Una vez habituado a su nueva realidad, Tomás concurrió al supermercado para abastecerse con frutas y verduras. Mientras seleccionaba unos duraznos, alzó la vista y se enfrentó cara a cara con una mujer que tomaba manzanas y peras. Era Consuelo. Aquella intempestiva situación los hizo palidecer y luego ruborizarse al mismo tiempo. A Consuelo se le cayó una manzana, que Tomás recogió lentamente. Permanecieron frente a frente por largos minutos. Todo el peso de su romance escondido e idílico viajó, repentinamente, al presente.

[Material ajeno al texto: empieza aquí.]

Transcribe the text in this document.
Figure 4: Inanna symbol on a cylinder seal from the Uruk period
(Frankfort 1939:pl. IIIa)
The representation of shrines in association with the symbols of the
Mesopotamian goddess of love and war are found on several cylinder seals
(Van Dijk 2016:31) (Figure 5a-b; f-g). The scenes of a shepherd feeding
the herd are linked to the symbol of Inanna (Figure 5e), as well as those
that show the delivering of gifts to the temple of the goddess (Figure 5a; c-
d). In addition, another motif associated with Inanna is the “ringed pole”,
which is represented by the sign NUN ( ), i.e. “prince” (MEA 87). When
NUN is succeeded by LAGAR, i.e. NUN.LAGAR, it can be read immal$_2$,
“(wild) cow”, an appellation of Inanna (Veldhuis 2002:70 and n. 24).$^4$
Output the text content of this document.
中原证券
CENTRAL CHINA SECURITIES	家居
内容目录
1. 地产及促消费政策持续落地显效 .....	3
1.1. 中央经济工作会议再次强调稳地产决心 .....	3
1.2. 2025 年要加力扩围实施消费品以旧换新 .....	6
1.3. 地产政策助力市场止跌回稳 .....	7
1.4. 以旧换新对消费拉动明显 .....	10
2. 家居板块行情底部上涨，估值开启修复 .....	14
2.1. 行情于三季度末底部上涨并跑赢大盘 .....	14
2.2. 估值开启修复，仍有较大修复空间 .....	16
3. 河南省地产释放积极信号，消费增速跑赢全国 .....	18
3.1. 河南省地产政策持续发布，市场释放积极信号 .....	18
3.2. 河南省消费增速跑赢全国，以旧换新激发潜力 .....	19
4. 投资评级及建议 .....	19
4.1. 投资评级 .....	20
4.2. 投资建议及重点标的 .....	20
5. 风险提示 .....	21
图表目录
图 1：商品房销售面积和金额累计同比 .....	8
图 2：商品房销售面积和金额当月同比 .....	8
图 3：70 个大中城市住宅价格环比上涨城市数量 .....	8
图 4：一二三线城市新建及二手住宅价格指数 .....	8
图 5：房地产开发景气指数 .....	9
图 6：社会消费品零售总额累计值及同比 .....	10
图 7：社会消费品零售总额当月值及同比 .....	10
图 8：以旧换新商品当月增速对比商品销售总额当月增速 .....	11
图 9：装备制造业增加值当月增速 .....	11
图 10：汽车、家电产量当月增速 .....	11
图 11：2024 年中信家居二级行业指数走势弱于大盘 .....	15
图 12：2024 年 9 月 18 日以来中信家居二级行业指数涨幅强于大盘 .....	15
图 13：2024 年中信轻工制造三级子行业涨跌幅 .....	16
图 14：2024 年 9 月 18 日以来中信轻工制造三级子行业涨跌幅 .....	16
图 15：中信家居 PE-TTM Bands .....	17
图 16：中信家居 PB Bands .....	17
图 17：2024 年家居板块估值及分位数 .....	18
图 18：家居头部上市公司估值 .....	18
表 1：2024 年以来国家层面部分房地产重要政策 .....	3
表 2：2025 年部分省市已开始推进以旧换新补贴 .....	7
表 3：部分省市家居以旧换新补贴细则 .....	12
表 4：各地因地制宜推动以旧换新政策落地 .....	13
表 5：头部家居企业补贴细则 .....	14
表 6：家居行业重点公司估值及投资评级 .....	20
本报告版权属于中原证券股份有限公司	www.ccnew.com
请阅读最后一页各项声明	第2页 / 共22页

Tomás repasó aquellas estimulantes y alegres jornadas, plagadas de códigos románticos de esperanza y armonía, de anónima e irreverente culpabilidad. Momentos en que el exclusivo testigo y fiel confidente había sido el mofletudo Nerón. Y así, entre aquel enjambre de miradas intensas y penetrantes, afianzaron la conjunción de sus vidas maduras.

Tras regalarse una sonrisa, ambos continuaron su camino hasta perderse en la gran masa de compradores. Ese frío e impersonal lugar desde ahora sería el punto de encuentro de dos almas coincidentes en la forma de conducir sus vidas. Así, aun sin nombres ni diálogos de por medio, la exquisita fragancia que emanaba de Consuelo consolidaba un renovado índice de cercanías, anulando sus fronteras.